CHAPTER
PYPY
PyPy is a new Just In Time compiler for the Python programming language. It runs on Windows, Mac and Linux and as of the middle of 2011 it runs Python 2.7. Generally you code will just run in PyPy and often it’ll run faster (I’ve seen reports of 2-10* speed-ups). Sometimes small amounts of work are required to correct code that runs in CPython but shows errors in PyPy. Generally this is because the programmer has (probably unwittingly!) used shortcuts that work in CPython that aren’t actually correct in the Python specification.
Our example runs without modification in PyPy. I’ve used both PyPy 1.5 and the latest HEAD from the nightly builds (taken on June 20th for my Mac). The latest nightly build is a bit faster than PyPy 1.5, I’ve used the timings from the nightly build here.
If you aren’t using a C library like numpy then you should try PyPy - it might just make your code run several times faster. At EuroPython 2011 I saw a Sobel Edge Detection demo than runs in pure Python - with PyPy it runs 450* faster than CPython! The PyPy team are committed to making PyPy faster and more stable, since it supports Python 2.7 (which is the end of the Python 2.x line) you can expect it to keep getting faster for a while yet.
If you use a C extension like numpy then expect problems - some C libraries are integrated, many aren’t, some like numpy will probably require a re-write (which will be a multi-month undertaking). During 2011 at least it looks as though numpy integration will not happen. Note that you can do import numpy in pypy and you’ll get a minimal array interface that behaves in a numpy-like fashion but for now it has very few functions and only supports double arithmetic.
By running pypy pure_python.py 1000 1000 on my MacBook it takes 5.9 seconds, running pypy pure_python_2.py 1000 1000 it takes 4.9 seconds. Note that there’s no graphical output - PIL is supported in PyPy but numpy isn’t and I’ve used numpy to generate the list-to-RGB-array conversion (update see the last section of this document for a fix that removes numpy and allows PIL to work with PyPy!).
As an additional test (not shown in the graphs) I ran pypy shedskin2.py 1000 1000 which runs the expanded math version of the shedskin variant below (this replaces complex numbers with floats and expands abs to avoid the square root). The shedskin2.py result takes 3.2 seconds (which is still much slower than the 0.4s version compiled using shedskin).
Work has started to add a new numpy module to PyPy.
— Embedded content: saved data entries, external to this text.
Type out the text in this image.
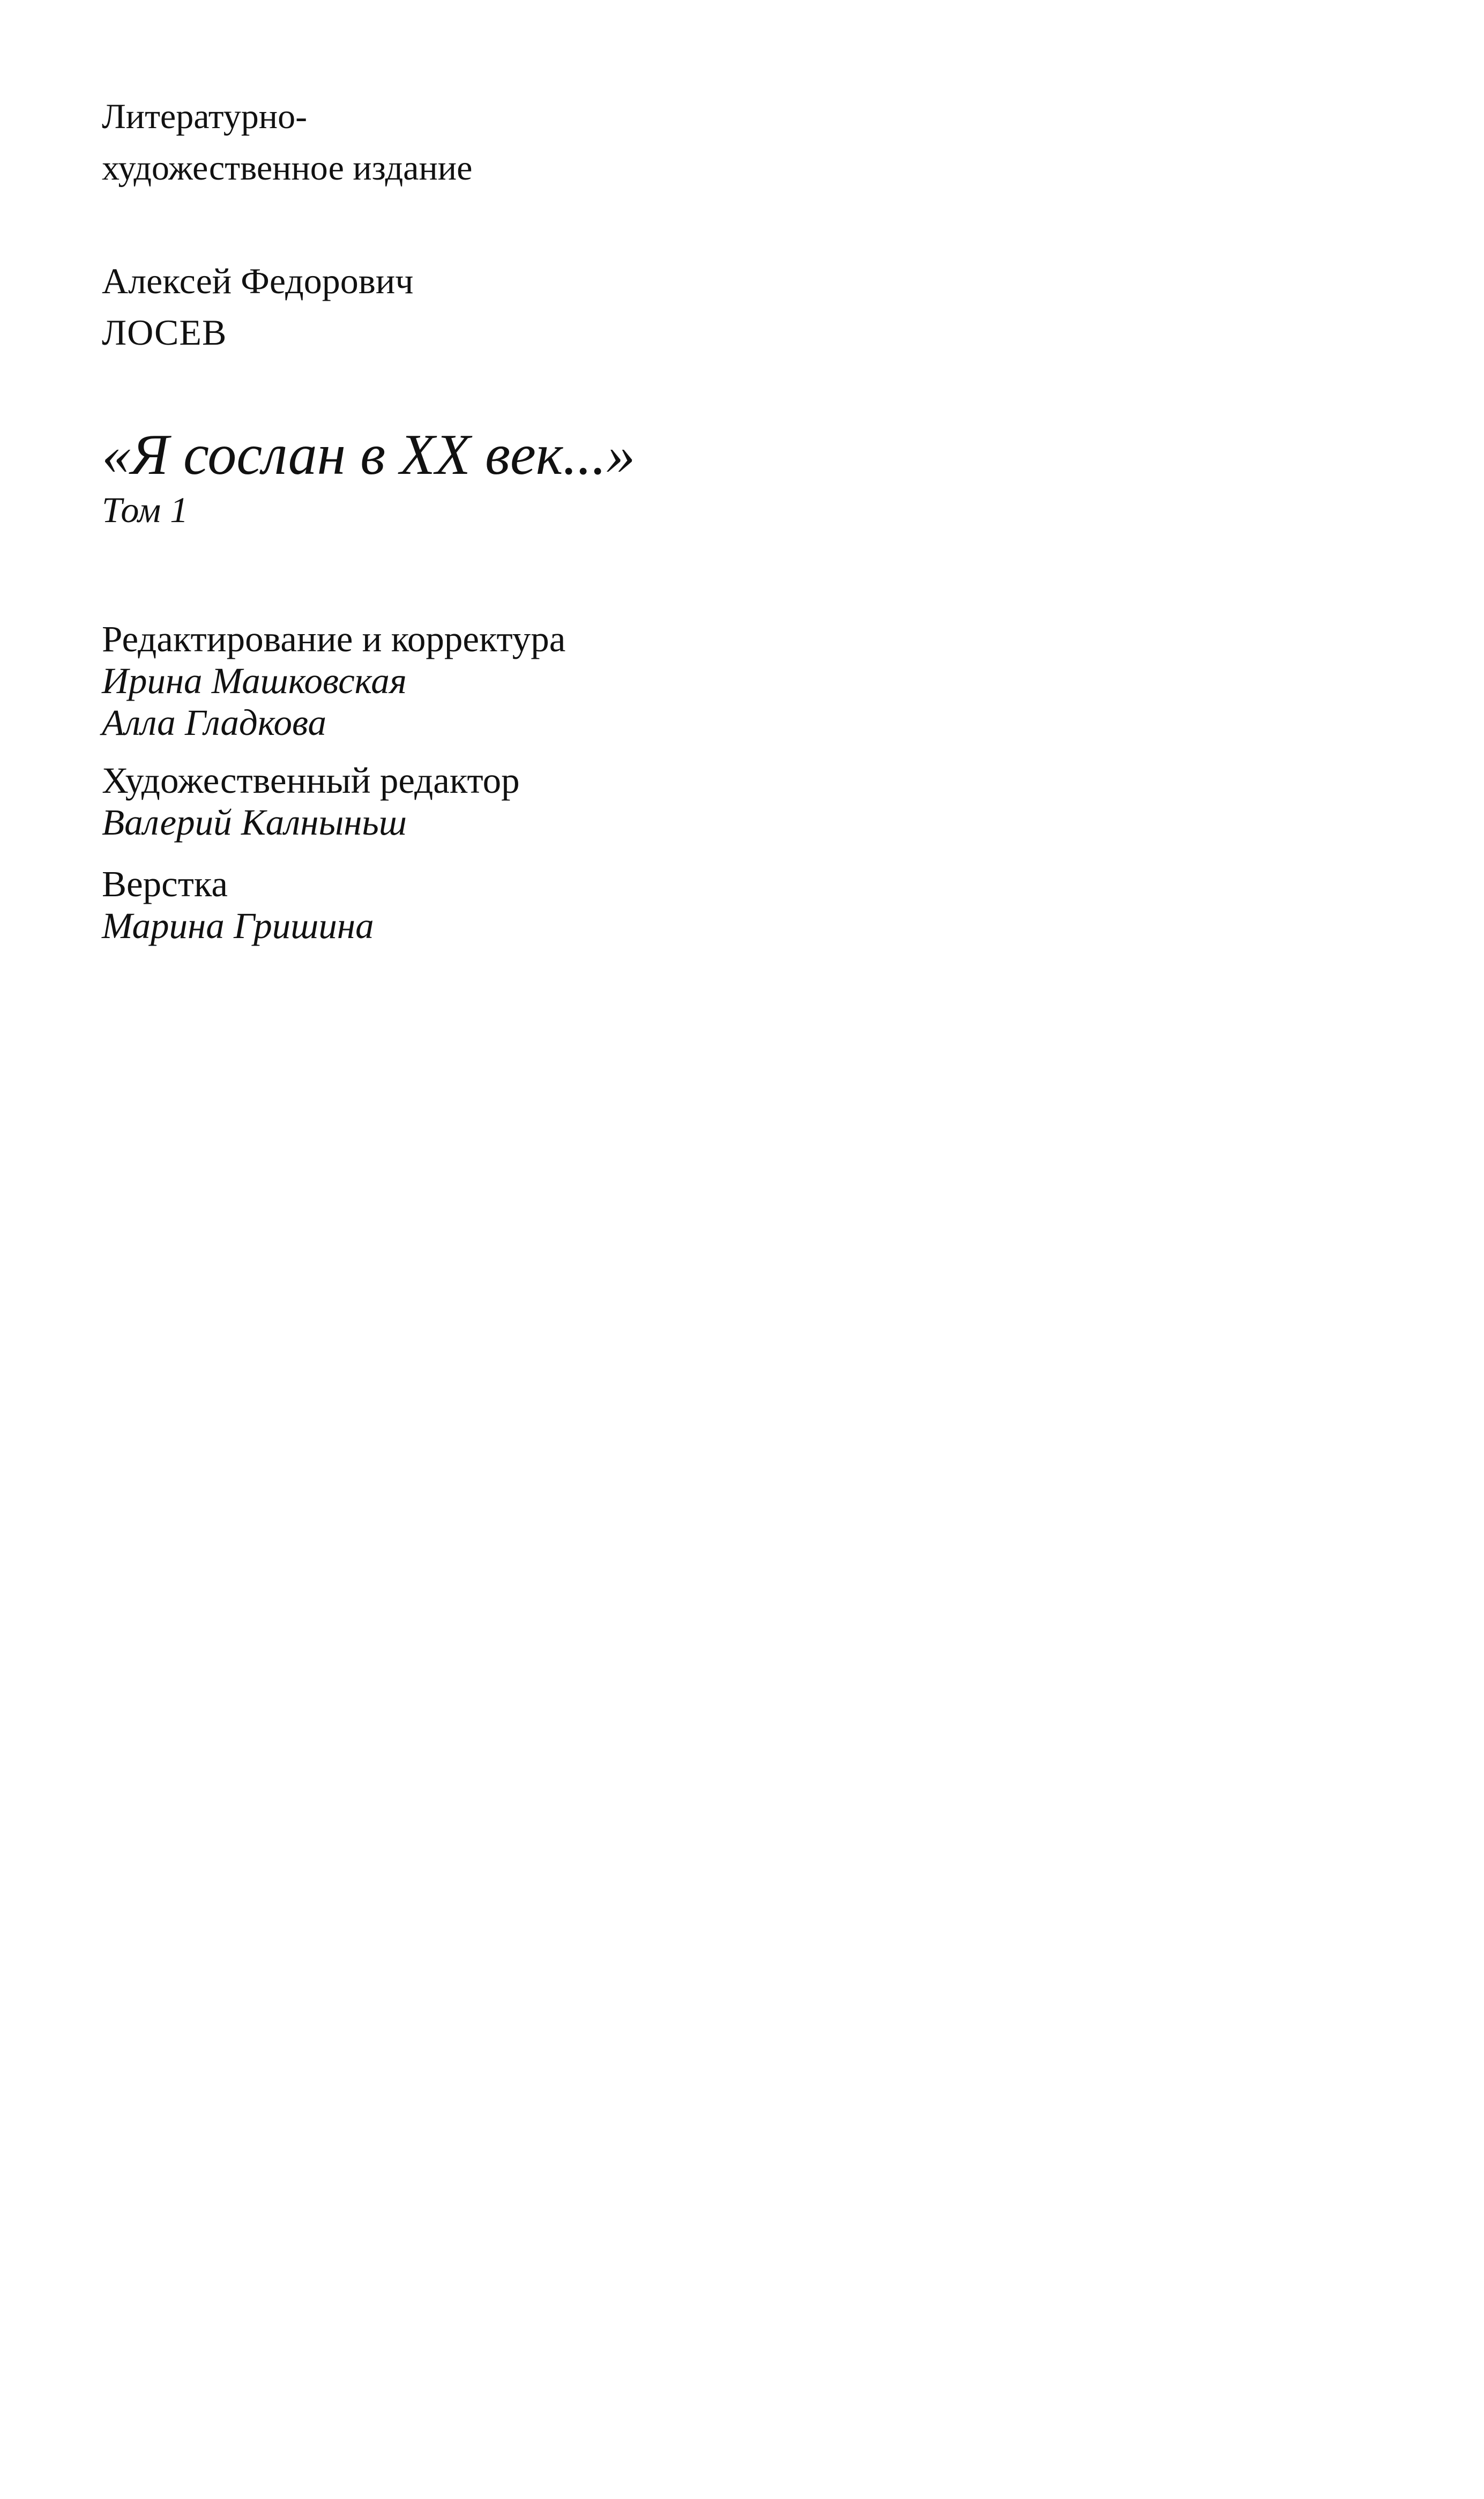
Литературно-
художественное издание
Алексей Федорович
ЛОСЕВ
«Я сослан в XX век...»
Том 1
Редактирование и корректура
Ирина Машковская
Алла Гладкова
Художественный редактор
Валерий Калныньш
Верстка
Марина Гришина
Currently (July 2011) it only supports arrays of double precision numbers and offers very few vectorised functions:
Python 2.7.1 (65b1ed60d7da, Jul 12 2011, 02:00:13)
[PyPy 1.5.0-alpha0 with GCC 4.0.1] on darwin
Type "help", "copyright", "credits" or "license" for more information.
And now for something completely different: ‘‘2008 will be the year of the
desktop on #pypy’’
>>>> import numpy
>>>> dir(numpy)
[’__doc__’, ’__file__’, ’__name__’, ’__package__’, ’abs’, ’absolute’, ’array’, ’average’,
’copysign’, ’empty’, ’exp’, ’floor’, ’maximum’, ’mean’, ’minimum’, ’negative’, ’ones’,
’reciprocal’, ’sign’, ’zeros’]
>>>> a = numpy.array(range(10))
>>>> [x for x in a] # print the contents of a
[0.0, 1.0, 2.0, 3.0, 4.0, 5.0, 6.0, 7.0, 8.0, 9.0]
>>>>
>>>> [x for x in a+3] # perform a vectorised addition on a
[3.0, 4.0, 5.0, 6.0, 7.0, 8.0, 9.0, 10.0, 11.0, 12.0]
It would be possible to rewrite the Mandelbrot example using these functions by using non-complex arithmetic (see e.g. the shedskin2.py example later). This is a challenge I’ll leave to the reader.
I strongly urge you to join the PyPy mailing list and talk about your needs for the new numpy library. PyPy shows great promise for high performance Python with little effort, having access to the wide range of algorithms in the existing numpy library would be a massive boon to the community.